If Notre Dame is going to go on a run coming out of the break it must continue building on an improving rush defense

Notre Dame has played very good defense over the last five seasons, and the unit has continued that in 2022. There have been some bad spots in the first month of the season, but by and large the defense has certainly given the Irish a chance to win each game they have played. 

Notre Dame currently ranks 16th in defensive efficiency according to the Fremeau Efficiency Index. The Irish ranked 11th a season ago, 24th in 2020, 6th in 2019, 20th in 2018 and 15th in 2017 on the same ratings system.

As good as the defense has been since 2017, one area that has been problematic at times has been the run defense. That continued early in the 2022 season, as the Fighting Irish gave up 172 yards in the opener against Ohio State and 219 yards in a week two loss to Marshall.

Over the next two games the rush defense got much better, with Notre Dame holding California to just 112 yards on the ground and North Carolina to 66 rushing yards. Much of the success in both games came from quarterback scrambles.

Notre Dame has held all four of its opponents below their season rushing average and below their yards per carry average. 

The Irish held Ohio State 67.8 yards below what it racked up in its other four games and held the Buckeyes to 4.9 yards per carry, far below the 6.5 it racked up in its other four games.

Notre Dame held California 44 yards below its average against its other four opponents, and its 3.6 yards allowed per carry is below the average of 4.9 against other opponents.

North Carolina was held 152 yards below its average against the four other opponents, and it held the Tar Heels to 2.4 yards per carry, compared to 5.8 against its other four opponents.

If Notre Dame is going to run the table coming out of the break the run defense will need to replicate what it has done in the two games leading into the bye week, and not like the unit we saw in the first two weeks. Of course, cleaning up the quarterback scrambles would be a part of this improvement, but the Irish showed a strong run defense in those two wins.

Notre Dame has already played the three best rushing attacks it will face all season, at least based on where the teams currently rank. Ohio State ranks 11th in rushing yards per game and 5th in yards per carry, Marshall ranks 12th in rushing yards per game and North Carolina ranks 37th. Take out its matchup against Notre Dame and the Tar Heels would rank 18th in rushing yards. North Carolina ranks 21st in yards per carry even with the Notre Dame loss.

Syracuse is the highest ranked ground attack on Notre Dame's remaining scheduling, checking in at 35th nationally at 190.4 yards per game. USC is next at 42nd in the land with an 183.8 per game average, although the Trojans rank 15th in yards per carry at 5.4.
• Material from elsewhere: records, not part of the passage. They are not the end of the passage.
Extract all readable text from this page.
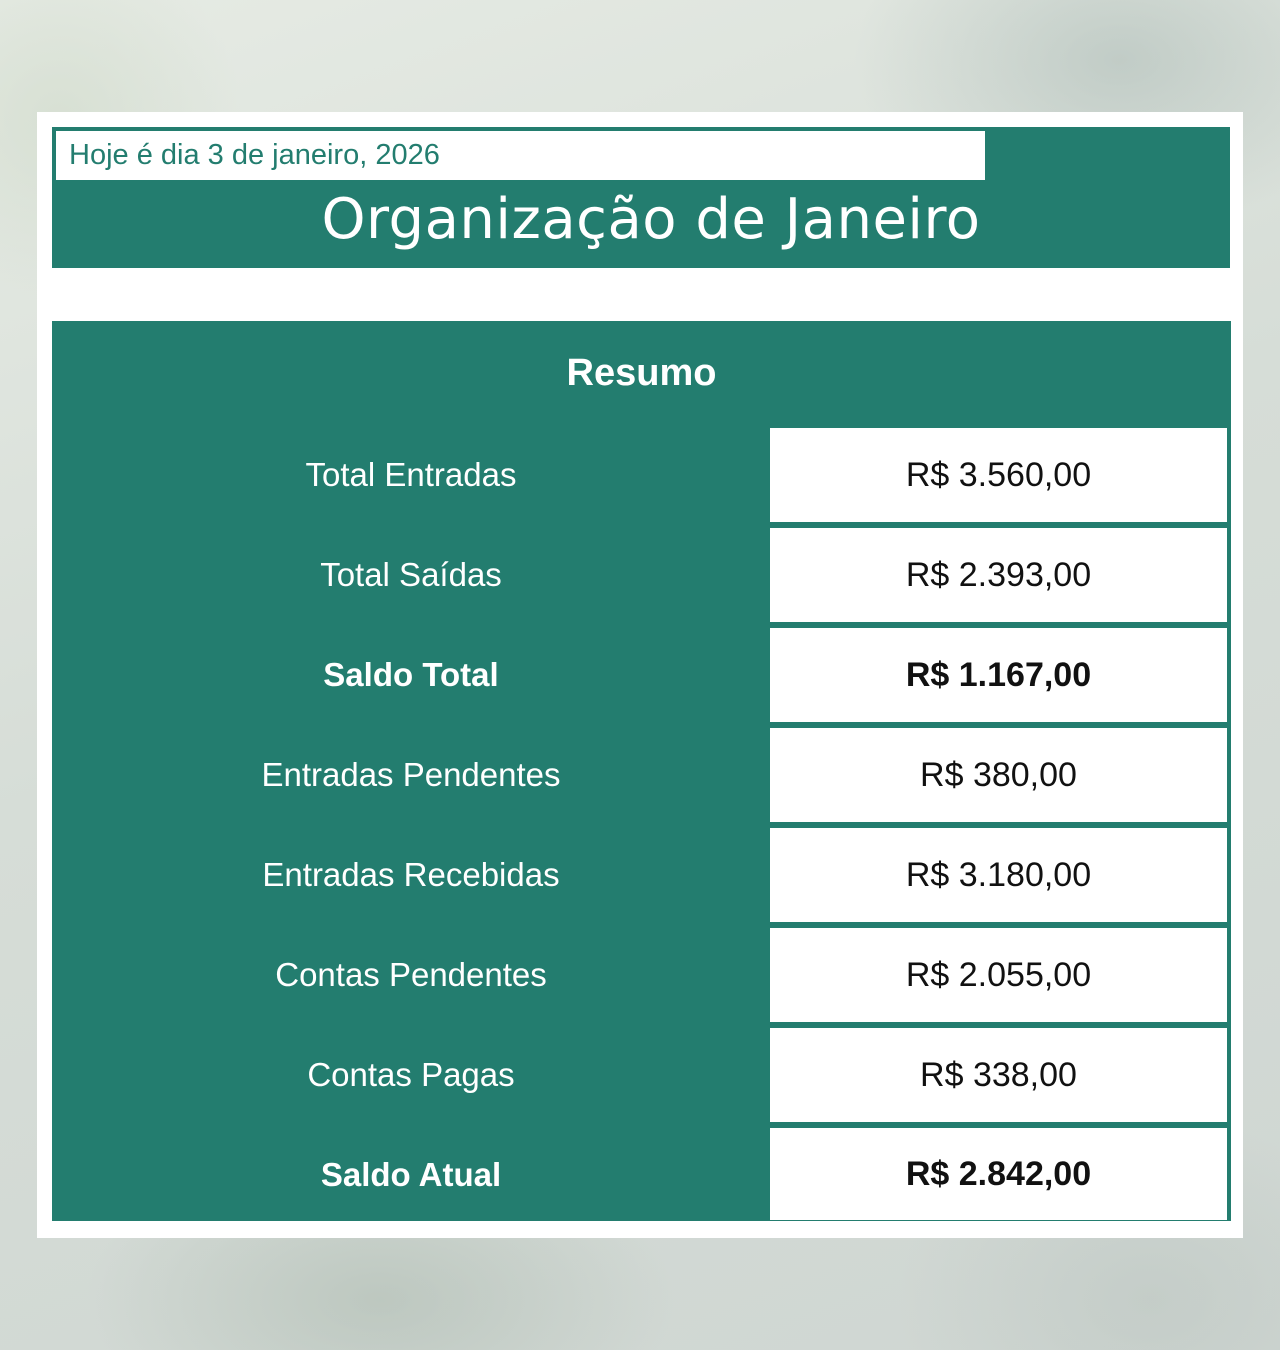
Hoje é dia 3 de janeiro, 2026
Organização de Janeiro
Resumo
Total Entradas	R$ 3.560,00
Total Saídas	R$ 2.393,00
Saldo Total	R$ 1.167,00
Entradas Pendentes	R$ 380,00
Entradas Recebidas	R$ 3.180,00
Contas Pendentes	R$ 2.055,00
Contas Pagas	R$ 338,00
Saldo Atual	R$ 2.842,00
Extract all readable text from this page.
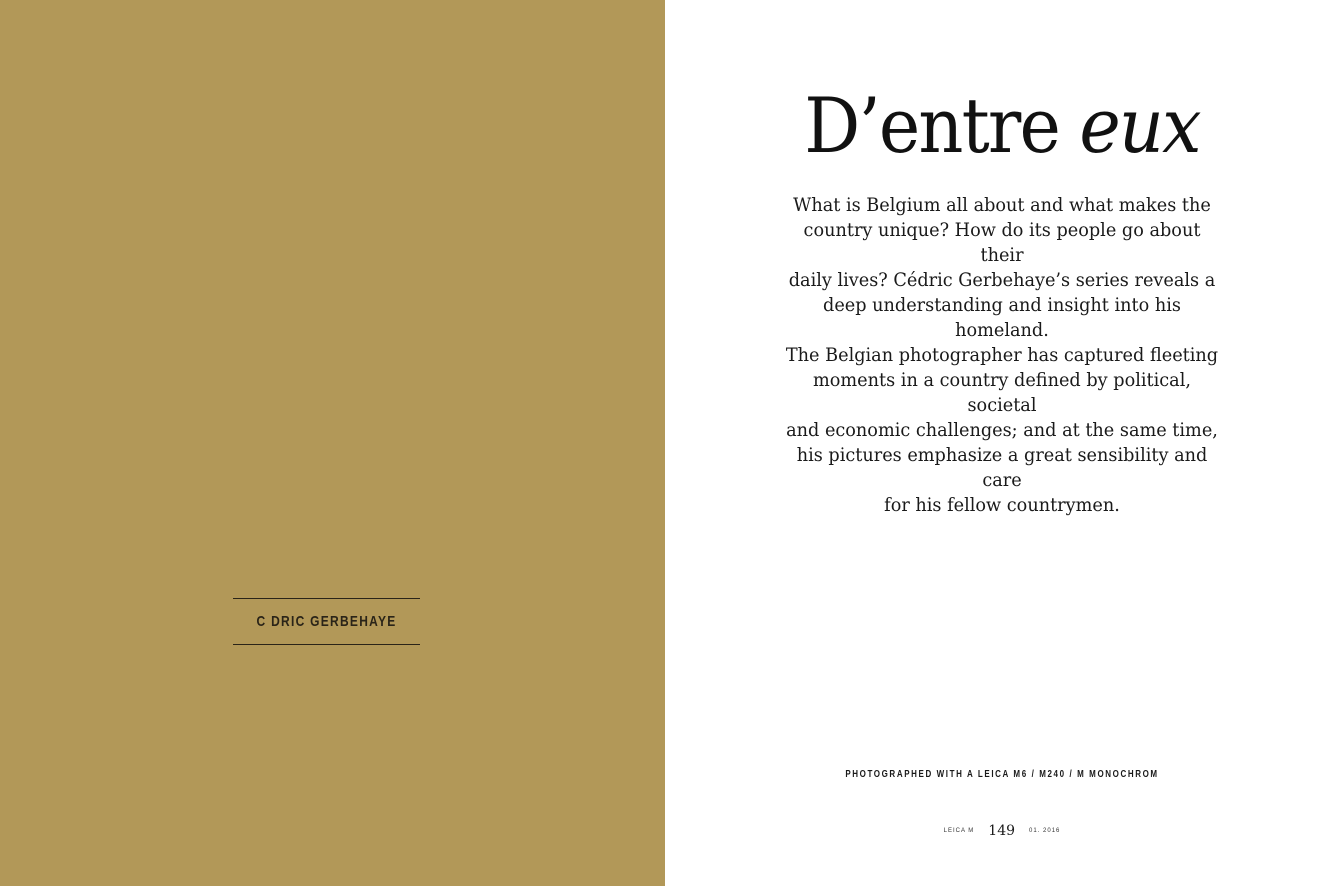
C DRIC GERBEHAYE
D’entre eux

What is Belgium all about and what makes the
country unique? How do its people go about their
daily lives? Cédric Gerbehaye’s series reveals a
deep understanding and insight into his homeland.
The Belgian photographer has captured fleeting
moments in a country defined by political, societal
and economic challenges; and at the same time,
his pictures emphasize a great sensibility and care
for his fellow countrymen.

PHOTOGRAPHED WITH A LEICA M6 / M240 / M MONOCHROM
LEICA M 149 01. 2016
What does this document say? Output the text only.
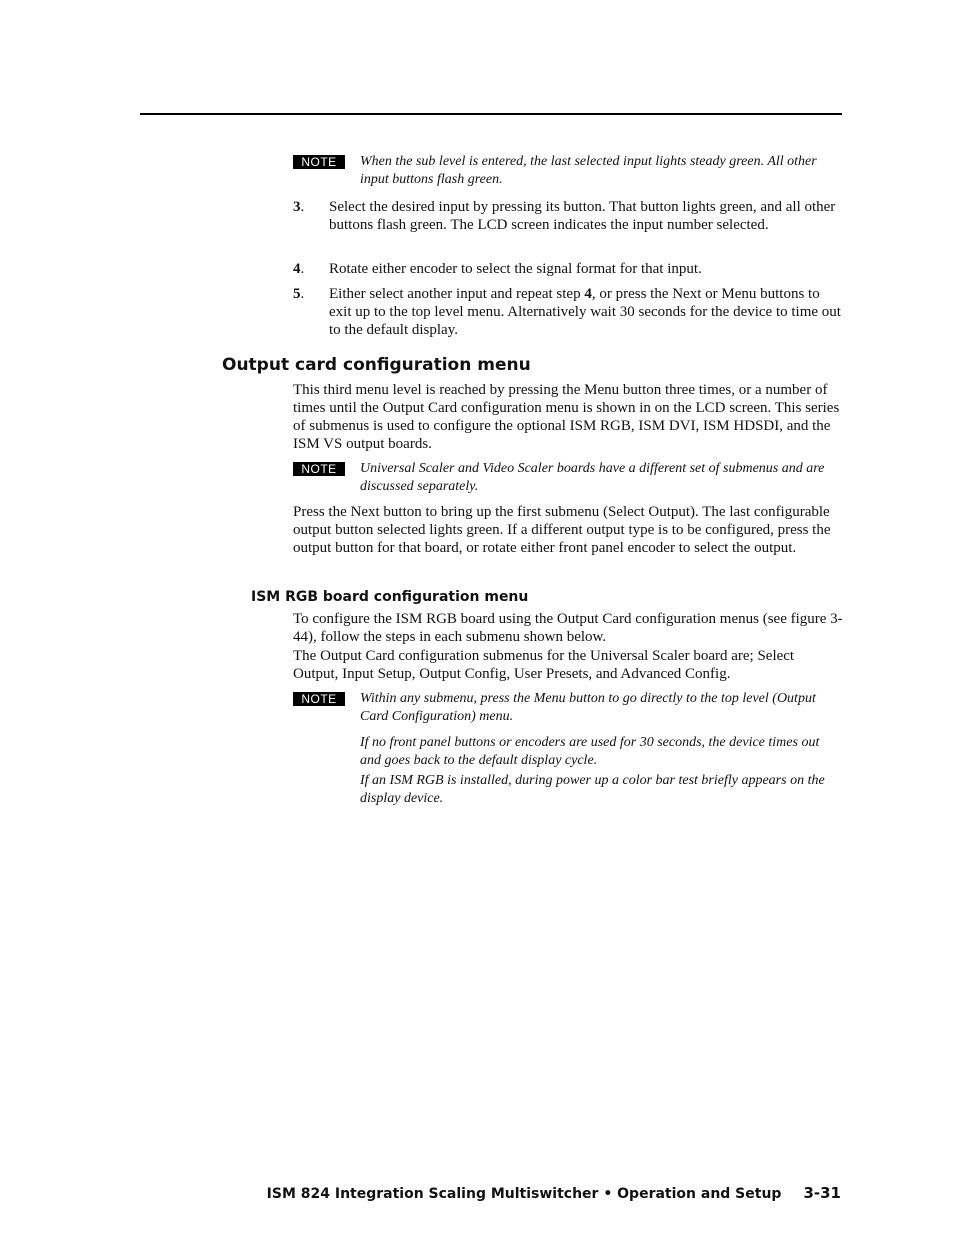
NOTE	When the sub level is entered, the last selected input lights steady green. All other input buttons flash green.
3. Select the desired input by pressing its button. That button lights green, and all other buttons flash green. The LCD screen indicates the input number selected.
4. Rotate either encoder to select the signal format for that input.
5. Either select another input and repeat step 4, or press the Next or Menu buttons to exit up to the top level menu. Alternatively wait 30 seconds for the device to time out to the default display.
Output card configuration menu

This third menu level is reached by pressing the Menu button three times, or a number of times until the Output Card configuration menu is shown in on the LCD screen. This series of submenus is used to configure the optional ISM RGB, ISM DVI, ISM HDSDI, and the ISM VS output boards.

NOTE	Universal Scaler and Video Scaler boards have a different set of submenus and are discussed separately.

Press the Next button to bring up the first submenu (Select Output). The last configurable output button selected lights green. If a different output type is to be configured, press the output button for that board, or rotate either front panel encoder to select the output.

ISM RGB board configuration menu

To configure the ISM RGB board using the Output Card configuration menus (see figure 3-44), follow the steps in each submenu shown below.

The Output Card configuration submenus for the Universal Scaler board are; Select Output, Input Setup, Output Config, User Presets, and Advanced Config.

NOTE	Within any submenu, press the Menu button to go directly to the top level (Output Card Configuration) menu.
If no front panel buttons or encoders are used for 30 seconds, the device times out and goes back to the default display cycle.
If an ISM RGB is installed, during power up a color bar test briefly appears on the display device.
ISM 824 Integration Scaling Multiswitcher • Operation and Setup 3-31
Despite the lower rankings, the yard per game averages of Notre Dame's upcoming opponents are good. Clemson, Navy, USC and Syracuse are all averaging at least 175.8 rushing yards per game, with UNLV just under that mark at 168.6 yards per game. Seven of the final eight opponents average at least 150.8 yards per game on the ground, with Boston College being the exception.

Notre Dame has three opponents on its schedule that are currently undefeated, and all three of those teams average at least 175.8 yards per game. That's not a coincidence.

Even BYU, who is only averaging 152.6 rushing yards per game, is at its best when they can run the ball. We saw BYU work hard to assert its ground attack in the second half of its win over Utah State, and that is when the Cougars took control of that game. It rushed for 314 yards against South Florida, which helped lead to BYU's highest scoring output of the season at 50 points. 

In the two games it has been held to less than 100 yards the BYU offense scored just 26 (vs. Baylor) and 20 (vs. Oregon) points, and it needed overtime to get to 26 against the Bears.

Notre Dame will need to make BYU one dimensional, which would then put more pressure on quarterback Jaren Hall and the BYU wideouts. If the Irish can shut down the BYU ground attack it will give the defense a chance to keep the Cougars in check. 

Beating BYU is incredibly important, and playing well and continuing the momentum it had going into the break is vitally important. The schedule sets up nicely after that game. Syracuse and Stanford potentially presenting challenging matchups, but they are games the Irish should win. Slowing down the ground attack will be key to stopping Syracuse. Just like it will be important against Clemson and USC.

That means the Irish rush defense will need to not only be as good as it was in the most recent games, it needs to be even better.